Foto: Carsten Koall/ DPA

Der Präsident des Bundesamts für Verfassungsschutz, Thomas Haldenwang, sieht das völkisch-nationalistische "Flügel"-Netzwerk der AfD auf immer deutlicherem Kurs in Richtung Extremismus. Vor mehreren Monaten hatte seine Behörde die Strömung der Partei bereits zum "Verdachtsfall" erklärt.

Nun sagt Haldenwang im Interview mit dem SPIEGEL: "Wir sehen nichts, was uns von dieser Einschätzung abbringen würde, im Gegenteil: Der 'Flügel' wird immer extremistischer."
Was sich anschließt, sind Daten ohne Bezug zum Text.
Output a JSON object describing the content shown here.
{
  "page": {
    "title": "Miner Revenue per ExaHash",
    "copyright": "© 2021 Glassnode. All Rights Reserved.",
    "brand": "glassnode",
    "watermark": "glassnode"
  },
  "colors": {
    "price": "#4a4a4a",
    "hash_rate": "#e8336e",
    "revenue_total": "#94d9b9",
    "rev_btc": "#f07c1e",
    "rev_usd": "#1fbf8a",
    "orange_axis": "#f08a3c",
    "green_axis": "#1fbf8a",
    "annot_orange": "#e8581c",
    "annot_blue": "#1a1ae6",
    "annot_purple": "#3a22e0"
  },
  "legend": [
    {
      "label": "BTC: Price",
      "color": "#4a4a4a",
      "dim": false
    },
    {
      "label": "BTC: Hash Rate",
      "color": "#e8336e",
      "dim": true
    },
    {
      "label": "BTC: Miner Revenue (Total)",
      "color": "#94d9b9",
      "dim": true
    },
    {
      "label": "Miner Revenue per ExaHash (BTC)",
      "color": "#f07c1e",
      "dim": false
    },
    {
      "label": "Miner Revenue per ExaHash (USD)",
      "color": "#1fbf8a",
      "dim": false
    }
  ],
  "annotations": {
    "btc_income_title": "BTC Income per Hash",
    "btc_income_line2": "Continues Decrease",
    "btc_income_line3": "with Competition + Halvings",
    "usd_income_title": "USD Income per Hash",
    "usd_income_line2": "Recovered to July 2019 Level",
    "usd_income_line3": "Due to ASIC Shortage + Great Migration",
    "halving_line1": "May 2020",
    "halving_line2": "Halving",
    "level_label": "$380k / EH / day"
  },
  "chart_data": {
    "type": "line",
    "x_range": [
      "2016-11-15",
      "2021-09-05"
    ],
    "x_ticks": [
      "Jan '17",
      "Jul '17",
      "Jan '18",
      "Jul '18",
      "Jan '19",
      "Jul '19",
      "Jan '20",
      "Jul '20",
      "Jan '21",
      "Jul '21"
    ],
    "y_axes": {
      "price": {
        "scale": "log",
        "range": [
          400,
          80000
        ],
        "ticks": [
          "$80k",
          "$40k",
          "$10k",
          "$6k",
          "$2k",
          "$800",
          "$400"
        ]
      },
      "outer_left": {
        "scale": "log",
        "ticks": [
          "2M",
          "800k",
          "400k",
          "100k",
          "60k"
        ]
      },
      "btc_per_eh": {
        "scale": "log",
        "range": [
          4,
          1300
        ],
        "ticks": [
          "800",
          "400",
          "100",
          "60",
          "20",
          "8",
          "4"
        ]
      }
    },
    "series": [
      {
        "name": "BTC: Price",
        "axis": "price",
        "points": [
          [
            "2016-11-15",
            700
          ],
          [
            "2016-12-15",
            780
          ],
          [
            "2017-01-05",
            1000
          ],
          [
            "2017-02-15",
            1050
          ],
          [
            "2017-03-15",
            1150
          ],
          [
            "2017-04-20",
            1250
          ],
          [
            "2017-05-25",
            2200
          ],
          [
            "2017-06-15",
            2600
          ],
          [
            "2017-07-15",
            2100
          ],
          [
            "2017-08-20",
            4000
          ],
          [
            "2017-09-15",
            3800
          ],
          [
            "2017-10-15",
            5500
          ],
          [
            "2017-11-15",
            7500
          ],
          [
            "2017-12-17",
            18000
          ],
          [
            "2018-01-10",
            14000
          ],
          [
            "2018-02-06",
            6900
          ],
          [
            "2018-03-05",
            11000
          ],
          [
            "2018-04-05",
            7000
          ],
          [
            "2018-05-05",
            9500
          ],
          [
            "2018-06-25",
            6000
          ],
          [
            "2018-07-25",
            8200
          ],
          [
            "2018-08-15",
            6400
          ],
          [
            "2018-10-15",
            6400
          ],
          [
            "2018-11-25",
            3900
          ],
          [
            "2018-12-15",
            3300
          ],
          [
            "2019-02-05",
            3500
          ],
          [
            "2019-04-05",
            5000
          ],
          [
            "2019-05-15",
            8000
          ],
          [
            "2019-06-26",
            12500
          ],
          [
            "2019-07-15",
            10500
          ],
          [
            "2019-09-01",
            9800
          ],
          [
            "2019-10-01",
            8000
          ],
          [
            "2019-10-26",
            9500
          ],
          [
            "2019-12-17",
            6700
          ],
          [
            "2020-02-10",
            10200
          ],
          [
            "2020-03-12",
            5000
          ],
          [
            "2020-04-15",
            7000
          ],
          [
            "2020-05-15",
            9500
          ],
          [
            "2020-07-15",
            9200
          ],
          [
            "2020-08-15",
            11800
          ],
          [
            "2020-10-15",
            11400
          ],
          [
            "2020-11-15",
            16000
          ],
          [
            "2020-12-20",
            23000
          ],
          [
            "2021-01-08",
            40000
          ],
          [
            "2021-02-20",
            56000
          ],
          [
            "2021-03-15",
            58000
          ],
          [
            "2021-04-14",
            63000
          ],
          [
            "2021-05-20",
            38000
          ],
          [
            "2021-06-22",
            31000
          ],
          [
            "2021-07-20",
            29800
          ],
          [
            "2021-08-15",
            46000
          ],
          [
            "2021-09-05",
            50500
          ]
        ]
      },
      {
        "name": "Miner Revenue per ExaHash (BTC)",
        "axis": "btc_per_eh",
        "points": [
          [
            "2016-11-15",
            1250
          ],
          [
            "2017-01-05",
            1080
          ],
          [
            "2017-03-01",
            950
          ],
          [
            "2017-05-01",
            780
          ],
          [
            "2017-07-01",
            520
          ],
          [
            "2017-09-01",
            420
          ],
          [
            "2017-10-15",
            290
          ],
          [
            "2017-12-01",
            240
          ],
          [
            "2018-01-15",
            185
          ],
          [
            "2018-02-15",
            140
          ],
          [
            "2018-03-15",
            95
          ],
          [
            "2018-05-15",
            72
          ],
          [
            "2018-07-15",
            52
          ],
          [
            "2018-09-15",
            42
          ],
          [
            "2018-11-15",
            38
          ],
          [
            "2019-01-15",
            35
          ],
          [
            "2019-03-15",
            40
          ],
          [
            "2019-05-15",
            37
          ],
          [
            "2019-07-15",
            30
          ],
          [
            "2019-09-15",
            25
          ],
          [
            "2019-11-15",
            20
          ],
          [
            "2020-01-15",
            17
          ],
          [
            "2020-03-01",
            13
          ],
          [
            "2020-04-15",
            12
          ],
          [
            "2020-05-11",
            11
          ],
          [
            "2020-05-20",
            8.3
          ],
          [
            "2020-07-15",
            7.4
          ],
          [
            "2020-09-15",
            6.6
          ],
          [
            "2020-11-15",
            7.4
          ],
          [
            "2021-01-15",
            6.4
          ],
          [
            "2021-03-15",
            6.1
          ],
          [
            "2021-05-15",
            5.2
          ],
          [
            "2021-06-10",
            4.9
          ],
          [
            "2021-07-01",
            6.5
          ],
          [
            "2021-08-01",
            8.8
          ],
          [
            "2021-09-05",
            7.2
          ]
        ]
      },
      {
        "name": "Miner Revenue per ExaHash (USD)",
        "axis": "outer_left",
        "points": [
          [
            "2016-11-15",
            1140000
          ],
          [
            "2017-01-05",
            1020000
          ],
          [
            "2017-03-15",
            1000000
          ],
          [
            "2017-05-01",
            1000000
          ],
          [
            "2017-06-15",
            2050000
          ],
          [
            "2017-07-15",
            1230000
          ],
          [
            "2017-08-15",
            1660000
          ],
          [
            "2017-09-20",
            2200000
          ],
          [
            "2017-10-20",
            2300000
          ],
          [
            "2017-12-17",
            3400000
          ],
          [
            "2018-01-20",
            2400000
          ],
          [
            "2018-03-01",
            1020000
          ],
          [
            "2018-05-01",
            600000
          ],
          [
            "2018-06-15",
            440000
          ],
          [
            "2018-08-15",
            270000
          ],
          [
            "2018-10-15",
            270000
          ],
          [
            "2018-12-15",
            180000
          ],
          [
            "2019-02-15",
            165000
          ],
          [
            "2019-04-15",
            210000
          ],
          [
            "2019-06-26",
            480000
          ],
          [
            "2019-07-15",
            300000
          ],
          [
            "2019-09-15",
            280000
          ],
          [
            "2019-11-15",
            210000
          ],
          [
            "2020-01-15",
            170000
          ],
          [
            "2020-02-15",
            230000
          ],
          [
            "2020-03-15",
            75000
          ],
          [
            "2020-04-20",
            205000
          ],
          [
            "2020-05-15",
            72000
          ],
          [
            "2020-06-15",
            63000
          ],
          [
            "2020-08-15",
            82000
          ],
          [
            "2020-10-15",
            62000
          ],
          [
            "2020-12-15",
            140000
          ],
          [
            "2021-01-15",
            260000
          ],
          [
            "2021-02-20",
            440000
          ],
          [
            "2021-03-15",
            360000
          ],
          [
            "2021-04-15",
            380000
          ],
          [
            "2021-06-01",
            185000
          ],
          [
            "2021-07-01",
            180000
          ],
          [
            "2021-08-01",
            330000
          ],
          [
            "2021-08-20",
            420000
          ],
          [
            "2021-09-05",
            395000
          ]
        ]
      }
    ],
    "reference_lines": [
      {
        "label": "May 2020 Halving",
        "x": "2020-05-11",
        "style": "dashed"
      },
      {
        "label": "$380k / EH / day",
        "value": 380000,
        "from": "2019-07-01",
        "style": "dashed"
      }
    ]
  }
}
  • Lesen Sie hier das vollständige Interview mit Thomas Haldenwang 
  • Zum prominentesten Politiker des "Flügel", dem Thüringer AfD-Chef Björn Höcke, wollte der Verfassungsschutzchef sich wegen der bevorstehenden Landtagswahl nicht äußern. Dafür findet er klare Worte über den führenden "Flügel"-Vertreter Andreas Kalbitz aus Brandenburg, der einst Kontakte zu rechtsextremen Gruppen wie der "Heimattreuen Deutschen Jugend" hatte. "Für mich ist nicht erkennbar, dass er sich von seiner Vergangenheit distanziert hat", sagt Haldenwang.

    Haldenwang kündigte an, die sogenannte Neue Rechte stärker ins Visier nehmen zu wollen. Vordergründig distanziere diese sich von Gewalt, "aber sie befördert die Verschwörungstheorie der '›Umvolkung‹' und vermittelt das Gefühl, dass etwas geschehen muss, um solche vermeintlichen Entwicklungen zu stoppen". Das sei der "geistige Nährboden" für Taten wie den Anschlag von Halle.